Le rappeur cubain El Funky a partagé ce jeudi une vidéo émotive sur Instagram dans laquelle il célèbre s'être retrouvé avec sa mère après cinq ans de séparation, une distance imposée par son exil de Cuba.
«Merci Dieu de m'avoir permis de serrer ma mère dans mes bras après 5 ans», a écrit l'artiste, dont le vrai nom est Eliécer Márquez Duany, dans une publication qui a accumulé des dizaines de commentaires en quelques heures.
La réaction de ses abonnés a été immédiate et chargée d’émotion. Beaucoup ont partagé leurs propres histoires de séparation familiale, comme celui qui a écrit : « Quel beau frère, profites-en, c’est le plus grand, ça fait déjà 6 ans que je ne peux pas embrasser le mien ». D’autres ont simplement célébré le moment : « Sans mots. Des étreintes inestimables. Bienvenue et félicitations ».
L'étreinte avec sa mère touche une blessure collective de la diaspora cubaine. La séparation familiale est l'une des conséquences les plus douloureuses de l'exil qui a vidé l'île ces dernières années, et le cas d'El Funky —un artiste qui a vécu cette fracture de manière personnelle et sous les yeux du public— transforme ce moment intime en un reflet de milliers d'histoires semblables.
«Avoir sa mère près de soi n'a pas de prix», résuma l'un de ses abonnés dans les commentaires, avec une phrase qui a du mal à nécessiter une traduction pour ceux qui savent ce que signifie grandir à Cuba et finir loin de tout ce qu'on a désiré.
El Funky a quitté Cuba après avoir subi un harcèlement politique de la part du régime, conséquence directe de sa participation à « Patria y Vida », la chanson sortie en février 2021 qui est devenue l'hymne des manifestations du 11 juillet de cette année-là et qui a remporté un Latin Grammy, ainsi que de son soutien au Mouvement San Isidro et au prisonnier politique Maykel Osorbo.
Déjà en exil, sa situation migratoire aux États-Unis était au bord de l'effondrement en 2025. Fin avril de cette année-là, les autorités migratoires américaines lui ont refusé la résidence permanente et lui ont accordé environ 30 jours pour quitter le pays, invoquant une condamnation précédente à Cuba pour possession de marijuana.
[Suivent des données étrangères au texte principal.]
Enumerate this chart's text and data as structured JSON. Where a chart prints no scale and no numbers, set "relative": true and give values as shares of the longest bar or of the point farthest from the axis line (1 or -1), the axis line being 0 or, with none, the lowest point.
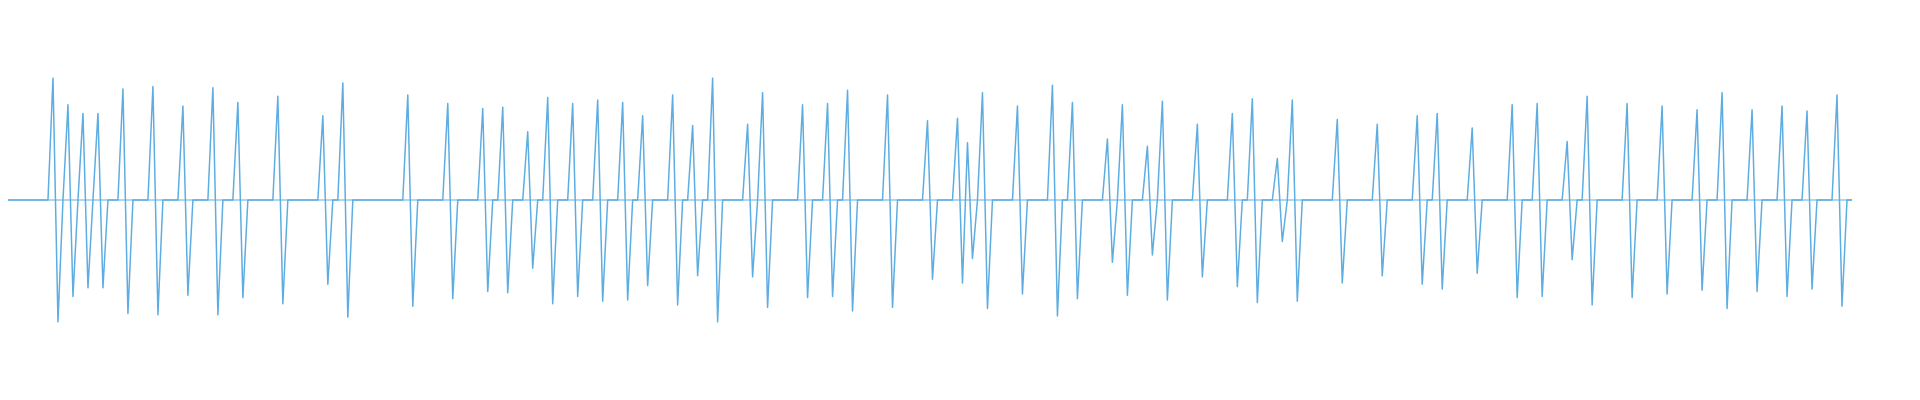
{
  "chart_data": {
    "type": "line",
    "relative": true,
    "color": "#5dade2",
    "ref_lines": [
      {
        "axis": "y",
        "value": 0,
        "color": "#5dade2"
      }
    ],
    "categories": [
      null,
      null,
      null,
      null,
      null,
      null,
      null,
      null,
      null,
      null,
      null,
      null,
      null,
      null,
      null,
      null,
      null,
      null,
      null,
      null,
      null,
      null,
      null,
      null,
      null,
      null,
      null,
      null,
      null,
      null,
      null,
      null,
      null,
      null,
      null,
      null,
      null,
      null,
      null,
      null,
      null,
      null,
      null,
      null,
      null,
      null,
      null,
      null,
      null,
      null,
      null,
      null,
      null,
      null,
      null,
      null,
      null,
      null,
      null,
      null,
      null,
      null,
      null,
      null,
      null,
      null,
      null,
      null,
      null,
      null,
      null,
      null,
      null,
      null,
      null,
      null,
      null,
      null,
      null,
      null,
      null,
      null,
      null,
      null,
      null,
      null,
      null,
      null,
      null,
      null,
      null,
      null,
      null,
      null,
      null,
      null,
      null,
      null,
      null,
      null,
      null,
      null,
      null,
      null,
      null,
      null,
      null,
      null,
      null,
      null,
      null,
      null,
      null,
      null,
      null,
      null,
      null,
      null,
      null,
      null,
      null,
      null,
      null,
      null,
      null,
      null,
      null,
      null,
      null,
      null,
      null,
      null,
      null,
      null,
      null,
      null,
      null,
      null,
      null,
      null,
      null,
      null,
      null,
      null,
      null,
      null,
      null,
      null,
      null,
      null,
      null,
      null,
      null,
      null,
      null,
      null,
      null,
      null,
      null,
      null,
      null,
      null,
      null,
      null,
      null,
      null,
      null,
      null,
      null,
      null,
      null,
      null,
      null,
      null,
      null,
      null,
      null,
      null,
      null,
      null,
      null,
      null,
      null,
      null,
      null,
      null,
      null,
      null,
      null,
      null,
      null,
      null,
      null,
      null,
      null,
      null,
      null,
      null,
      null,
      null,
      null,
      null,
      null,
      null,
      null,
      null,
      null,
      null,
      null,
      null,
      null,
      null,
      null,
      null,
      null,
      null,
      null,
      null,
      null,
      null,
      null,
      null,
      null,
      null,
      null,
      null,
      null,
      null,
      null,
      null,
      null,
      null,
      null,
      null,
      null,
      null,
      null,
      null,
      null,
      null,
      null,
      null,
      null,
      null,
      null,
      null,
      null,
      null,
      null,
      null,
      null,
      null,
      null,
      null,
      null,
      null,
      null,
      null,
      null,
      null,
      null,
      null,
      null,
      null,
      null,
      null,
      null,
      null,
      null,
      null,
      null,
      null,
      null,
      null,
      null,
      null,
      null,
      null,
      null,
      null,
      null,
      null,
      null,
      null,
      null,
      null,
      null,
      null,
      null,
      null,
      null,
      null,
      null,
      null,
      null,
      null,
      null,
      null,
      null,
      null,
      null,
      null,
      null,
      null,
      null,
      null,
      null,
      null,
      null,
      null,
      null,
      null,
      null,
      null,
      null,
      null,
      null,
      null,
      null,
      null,
      null,
      null,
      null,
      null,
      null,
      null,
      null,
      null,
      null,
      null,
      null,
      null,
      null,
      null,
      null,
      null,
      null,
      null,
      null,
      null,
      null,
      null,
      null,
      null,
      null,
      null,
      null,
      null,
      null,
      null,
      null,
      null,
      null,
      null,
      null,
      null,
      null,
      null,
      null,
      null,
      null,
      null,
      null,
      null,
      null,
      null,
      null,
      null,
      null,
      null
    ],
    "values": [
      0,
      0,
      0,
      0,
      0,
      0,
      0,
      0,
      0,
      1,
      -1,
      0,
      0.78,
      -0.79,
      0,
      0.71,
      -0.72,
      0,
      0.71,
      -0.72,
      0,
      0,
      0,
      0.91,
      -0.93,
      0,
      0,
      0,
      0,
      0.93,
      -0.94,
      0,
      0,
      0,
      0,
      0.77,
      -0.78,
      0,
      0,
      0,
      0,
      0.92,
      -0.94,
      0,
      0,
      0,
      0.8,
      -0.8,
      0,
      0,
      0,
      0,
      0,
      0,
      0.85,
      -0.85,
      0,
      0,
      0,
      0,
      0,
      0,
      0,
      0.69,
      -0.69,
      0,
      0,
      0.96,
      -0.96,
      0,
      0,
      0,
      0,
      0,
      0,
      0,
      0,
      0,
      0,
      0,
      0.86,
      -0.87,
      0,
      0,
      0,
      0,
      0,
      0,
      0.79,
      -0.81,
      0,
      0,
      0,
      0,
      0,
      0.75,
      -0.75,
      0,
      0,
      0.76,
      -0.76,
      0,
      0,
      0,
      0.56,
      -0.56,
      0,
      0,
      0.84,
      -0.85,
      0,
      0,
      0,
      0.79,
      -0.79,
      0,
      0,
      0,
      0.82,
      -0.83,
      0,
      0,
      0,
      0.8,
      -0.82,
      0,
      0,
      0.69,
      -0.7,
      0,
      0,
      0,
      0,
      0.86,
      -0.86,
      0,
      0,
      0.61,
      -0.62,
      0,
      0,
      1,
      -1,
      0,
      0,
      0,
      0,
      0,
      0.62,
      -0.63,
      0,
      0.88,
      -0.88,
      0,
      0,
      0,
      0,
      0,
      0,
      0.78,
      -0.8,
      0,
      0,
      0,
      0.79,
      -0.79,
      0,
      0,
      0.9,
      -0.91,
      0,
      0,
      0,
      0,
      0,
      0,
      0.86,
      -0.88,
      0,
      0,
      0,
      0,
      0,
      0,
      0.65,
      -0.65,
      0,
      0,
      0,
      0,
      0.67,
      -0.68,
      0.47,
      -0.48,
      0,
      0.88,
      -0.89,
      0,
      0,
      0,
      0,
      0,
      0.77,
      -0.77,
      0,
      0,
      0,
      0,
      0,
      0.94,
      -0.95,
      0,
      0,
      0.8,
      -0.81,
      0,
      0,
      0,
      0,
      0,
      0.5,
      -0.51,
      0,
      0.78,
      -0.78,
      0,
      0,
      0,
      0.44,
      -0.45,
      0,
      0.81,
      -0.82,
      0,
      0,
      0,
      0,
      0,
      0.62,
      -0.63,
      0,
      0,
      0,
      0,
      0,
      0.71,
      -0.71,
      0,
      0,
      0.83,
      -0.84,
      0,
      0,
      0,
      0.34,
      -0.34,
      0,
      0.82,
      -0.83,
      0,
      0,
      0,
      0,
      0,
      0,
      0,
      0.66,
      -0.68,
      0,
      0,
      0,
      0,
      0,
      0,
      0.62,
      -0.62,
      0,
      0,
      0,
      0,
      0,
      0,
      0.69,
      -0.69,
      0,
      0,
      0.71,
      -0.73,
      0,
      0,
      0,
      0,
      0,
      0.59,
      -0.6,
      0,
      0,
      0,
      0,
      0,
      0,
      0.78,
      -0.8,
      0,
      0,
      0,
      0.79,
      -0.79,
      0,
      0,
      0,
      0,
      0.48,
      -0.49,
      0,
      0,
      0.85,
      -0.86,
      0,
      0,
      0,
      0,
      0,
      0,
      0.79,
      -0.8,
      0,
      0,
      0,
      0,
      0,
      0.77,
      -0.77,
      0,
      0,
      0,
      0,
      0,
      0.74,
      -0.74,
      0,
      0,
      0,
      0.88,
      -0.89,
      0,
      0,
      0,
      0,
      0.74,
      -0.75,
      0,
      0,
      0,
      0,
      0.77,
      -0.79,
      0,
      0,
      0,
      0.73,
      -0.73,
      0,
      0,
      0,
      0,
      0.86,
      -0.87,
      0,
      0
    ]
  }
}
L'affaire a suscité une vague de solidarité internationale et une large couverture médiatique.
Après l'intervention de son avocat et la réouverture du dossier, El Funky a annoncé qu'il ne serait pas expulsé. Des mois plus tard, en septembre de cette année-là, il a réussi à obtenir la résidence permanente aux États-Unis après un appel réussi, ce qui lui a finalement ouvert la porte à cette réunion avec sa mère.